A spokesman for one of the groups leading the Draft Warren movement recently told me that if Warren closed the door on a future run, “it would end the draft effort.”
And yet, groups driving the Draft Warren effort, it turns out, are only going to continue, even in the face of Warren’s latest. Here’s a statement from Democracy for America and MoveOn:
“We understand that reporters are required to follow every twist and turn of the 2016 race, but let’s be clear: This isn’t a new position for Senator Elizabeth Warren. Senator Warren has been clear for years that she isn’t planning on running. If she were running, there wouldn’t be a need for a draft effort. We launched the Run Warren Run campaign to show Senator Elizabeth Warren the tremendous amount of grassroots enthusiasm and momentum that exists for her entering the 2016 presidential race and to encourage her to change her mind.”
Meanwhile, Alex Seitz-Wald reports that the Draft Warren effort is pressing ahead in New Hampshire and Iowa.
The endless intention lavished on every grammatical iteration of Warren’s denials may seem absurd. But the mere fact that each one of them makes news — as the latest one is now doing — basically ensures that this will only continue.
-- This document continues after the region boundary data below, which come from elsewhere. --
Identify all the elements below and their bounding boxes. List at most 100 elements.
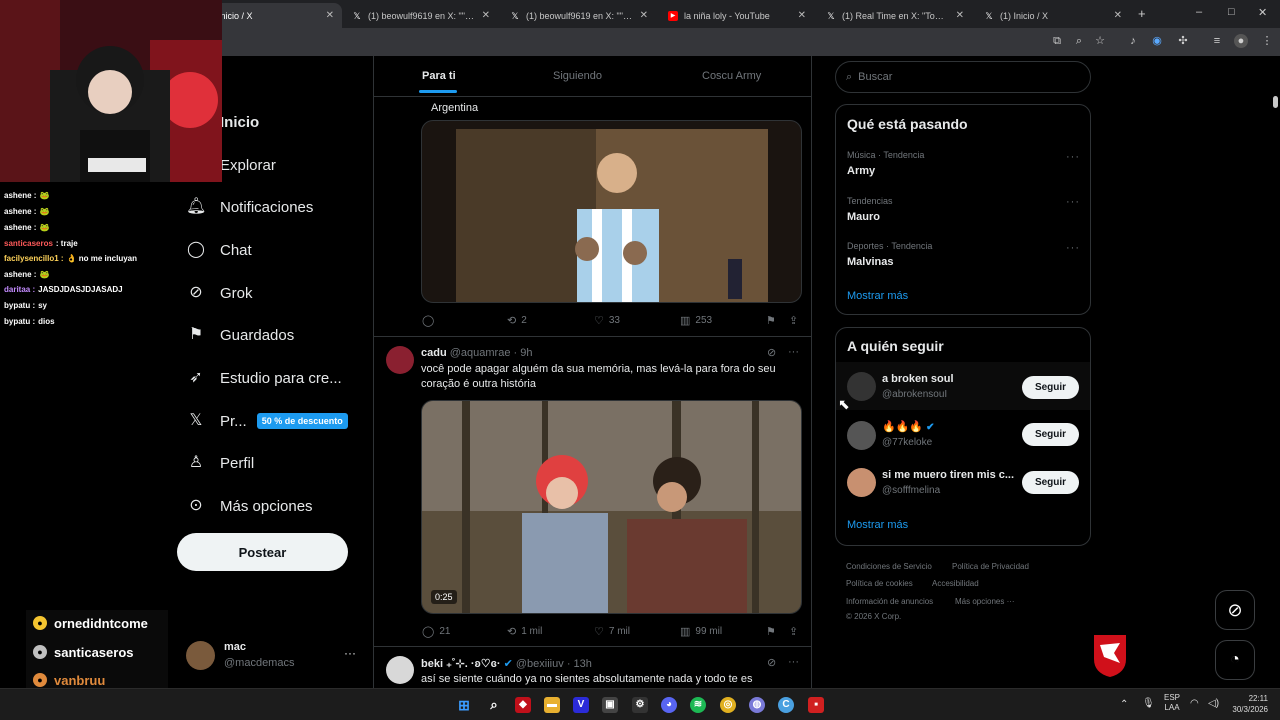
sidebar-item-perfil[interactable]: ♙ Perfil (186, 450, 254, 476)
minimize-button[interactable]: – (1196, 6, 1202, 18)
browser-tab[interactable]: ▶ la niña loly - YouTube ✕ (660, 3, 814, 28)
settings-icon[interactable]: ⚙ (632, 697, 648, 713)
extension-icon[interactable]: ◉ (1150, 34, 1164, 48)
trend-more-icon[interactable]: ··· (1066, 196, 1080, 208)
like-button[interactable]: ♡ 7 mil (594, 625, 630, 638)
footer-link[interactable]: Accesibilidad (932, 579, 979, 588)
views-button[interactable]: ▥ 99 mil (680, 625, 722, 638)
sidebar-item-mas-opciones[interactable]: ⊙ Más opciones (186, 493, 312, 519)
avatar[interactable] (386, 346, 414, 374)
sidebar-item-estudio[interactable]: ➶ Estudio para cre... (186, 365, 341, 391)
reply-button[interactable]: ◯ (422, 314, 439, 327)
clock[interactable]: 22:11 30/3/2026 (1226, 693, 1268, 715)
microphone-icon[interactable]: 🎙︎ (1142, 698, 1155, 709)
post-time[interactable]: · 13h (567, 658, 592, 670)
close-tab-icon[interactable]: ✕ (640, 10, 648, 21)
menu-icon[interactable]: ⋮ (1260, 34, 1274, 48)
chrome-icon[interactable]: ◎ (720, 697, 736, 713)
language-indicator[interactable]: ESP LAA (1164, 693, 1180, 713)
sidebar-item-notificaciones[interactable]: 🔔︎ Notificaciones (186, 194, 313, 220)
avatar[interactable] (386, 656, 414, 684)
post-video[interactable]: 0:25 (421, 400, 802, 614)
share-button[interactable]: ⇪ (789, 314, 803, 327)
close-tab-icon[interactable]: ✕ (482, 10, 490, 21)
repost-button[interactable]: ⟲ 1 mil (507, 625, 542, 638)
post-more-icon[interactable]: ··· (788, 656, 799, 668)
sidebar-item-guardados[interactable]: ⚑ Guardados (186, 322, 294, 348)
new-tab-button[interactable]: + (1138, 6, 1146, 21)
search-icon[interactable]: ⌕ (486, 697, 502, 713)
app-icon[interactable]: C (778, 697, 794, 713)
follow-name[interactable]: si me muero tiren mis c... (882, 469, 1014, 481)
account-more-icon[interactable]: ··· (344, 646, 356, 660)
cast-icon[interactable]: ⧉ (1050, 34, 1064, 48)
follow-button[interactable]: Seguir (1022, 471, 1079, 494)
maximize-button[interactable]: □ (1228, 6, 1235, 18)
discord-icon[interactable]: ◕ (661, 697, 677, 713)
close-tab-icon[interactable]: ✕ (798, 10, 806, 21)
share-button[interactable]: ⇪ (789, 625, 803, 638)
trend-item[interactable]: Música · Tendencia Army (847, 150, 924, 177)
post-more-icon[interactable]: ··· (788, 346, 799, 358)
messages-float-button[interactable]: ◔ (1215, 640, 1255, 680)
grok-float-button[interactable]: ⊘ (1215, 590, 1255, 630)
sidebar-item-chat[interactable]: ◯ Chat (186, 237, 252, 263)
account-name[interactable]: mac (224, 641, 246, 653)
trend-item[interactable]: Deportes · Tendencia Malvinas (847, 241, 932, 268)
reading-list-icon[interactable]: ≡ (1210, 34, 1224, 48)
post-button[interactable]: Postear (177, 533, 348, 571)
footer-link[interactable]: Condiciones de Servicio (846, 562, 932, 571)
footer-link[interactable]: Información de anuncios (846, 597, 933, 606)
trend-item[interactable]: Tendencias Mauro (847, 196, 893, 223)
follow-show-more-link[interactable]: Mostrar más (847, 519, 908, 531)
tab-coscu-army[interactable]: Coscu Army (702, 70, 761, 82)
browser-tab[interactable]: 𝕏 (1) beowulf9619 en X: ""Lolo c ✕ (344, 3, 498, 28)
browser-tab[interactable]: 𝕏 (1) beowulf9619 en X: ""Lolo c ✕ (502, 3, 656, 28)
close-tab-icon[interactable]: ✕ (1114, 10, 1122, 21)
like-button[interactable]: ♡ 33 (594, 314, 620, 327)
scrollbar-track[interactable] (1272, 56, 1280, 688)
close-tab-icon[interactable]: ✕ (326, 10, 334, 21)
author-name[interactable]: cadu (421, 347, 447, 359)
profile-avatar-icon[interactable]: ● (1234, 34, 1248, 48)
bookmark-button[interactable]: ⚑ (766, 314, 781, 327)
scrollbar-thumb[interactable] (1273, 96, 1278, 108)
spotify-icon[interactable]: ≋ (690, 697, 706, 713)
app-icon[interactable]: ■ (808, 697, 824, 713)
search-box[interactable]: ⌕ Buscar (835, 61, 1091, 93)
trend-more-icon[interactable]: ··· (1066, 242, 1080, 254)
windows-start-icon[interactable]: ⊞ (456, 697, 472, 713)
footer-link[interactable]: Más opciones ··· (955, 597, 1015, 606)
browser-tab[interactable]: 𝕏 (1) Inicio / X ✕ (976, 3, 1130, 28)
post-image[interactable] (421, 120, 802, 303)
follow-name-row[interactable]: 🔥🔥🔥 ✔ (882, 420, 935, 433)
wifi-icon[interactable]: ◠ (1190, 698, 1199, 709)
tab-siguiendo[interactable]: Siguiendo (553, 70, 602, 82)
avatar[interactable] (847, 421, 876, 450)
grok-post-icon[interactable]: ⊘ (767, 346, 776, 359)
avatar[interactable] (847, 468, 876, 497)
volume-icon[interactable]: ◁) (1208, 698, 1219, 709)
sidebar-item-grok[interactable]: ⊘ Grok (186, 280, 252, 306)
follow-name[interactable]: a broken soul (882, 373, 954, 385)
author-handle[interactable]: @aquamrae (450, 347, 511, 359)
store-icon[interactable]: ▣ (602, 697, 618, 713)
reply-button[interactable]: ◯ 21 (422, 625, 450, 638)
tray-chevron-icon[interactable]: ⌃ (1120, 699, 1128, 710)
follow-button[interactable]: Seguir (1022, 376, 1079, 399)
zoom-icon[interactable]: ⌕ (1072, 34, 1086, 48)
footer-link[interactable]: Política de Privacidad (952, 562, 1029, 571)
author-name[interactable]: beki ₊˚⊹. ·ʚ♡ɞ· (421, 658, 501, 670)
browser-tab-active[interactable]: Inicio / X ✕ (210, 3, 342, 28)
app-icon[interactable]: ◍ (749, 697, 765, 713)
sidebar-item-premium[interactable]: 𝕏 Pr... 50 % de descuento (186, 408, 348, 434)
trend-more-icon[interactable]: ··· (1066, 151, 1080, 163)
close-window-button[interactable]: ✕ (1258, 6, 1267, 19)
post-time[interactable]: · 9h (514, 347, 533, 359)
bookmark-star-icon[interactable]: ☆ (1093, 34, 1107, 48)
views-button[interactable]: ▥ 253 (680, 314, 712, 327)
close-tab-icon[interactable]: ✕ (956, 10, 964, 21)
file-explorer-icon[interactable]: ▬ (544, 697, 560, 713)
grok-post-icon[interactable]: ⊘ (767, 656, 776, 669)
author-handle[interactable]: @bexiiiuv (516, 658, 564, 670)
That’s because, while the primary goal of the Draft Warren movement is obviously to persuade her to run, the secondary goal is also important. The idea is that all of this can only help boost Warren’s visibility, which also boosts her influence within Congress, and over the Democratic Party, as a vehicle for the brand of feisty economic progressivism these groups support. And that, potentially, boosts their influence, or at least the influence of their agenda.
From the point of view of these groups, recent events only vindicate their strategy. Antonio Weiss — a top target of Warren due to his Wall Street connections — has withdrawn from consideration for a top post at the Treasury Department, amid headlines declaring a Warren victory. Progressives lost a round when the measure she opposed that undermines Wall Street reform was included in the big budget deal, but thanks to Warren, the issue probably earned a far higher profile than it might otherwise have. And Draft-Warren officials noted with satisfaction the news accounts that claimed front-runner Hillary Clinton is carefully tailoring her economic message with an eye on the Massachusetts Senator.
As David Dayen details, there is a reason Warren’s brand of populism is ascendant in the Democratic Party: She is articulating a coherent, interlocking set of ideas focused on the economic prospects of the middle class, and a broader critique that explains how and why the economy got to this point, with more passion and specificity than anyone else. There is no reason why these groups would stand down from feeding the dream of a Warren presidential run, as long as the mere possibility continues to generate media attention — no matter how far-fetched that possibility appears, and no matter what Warren herself says about it.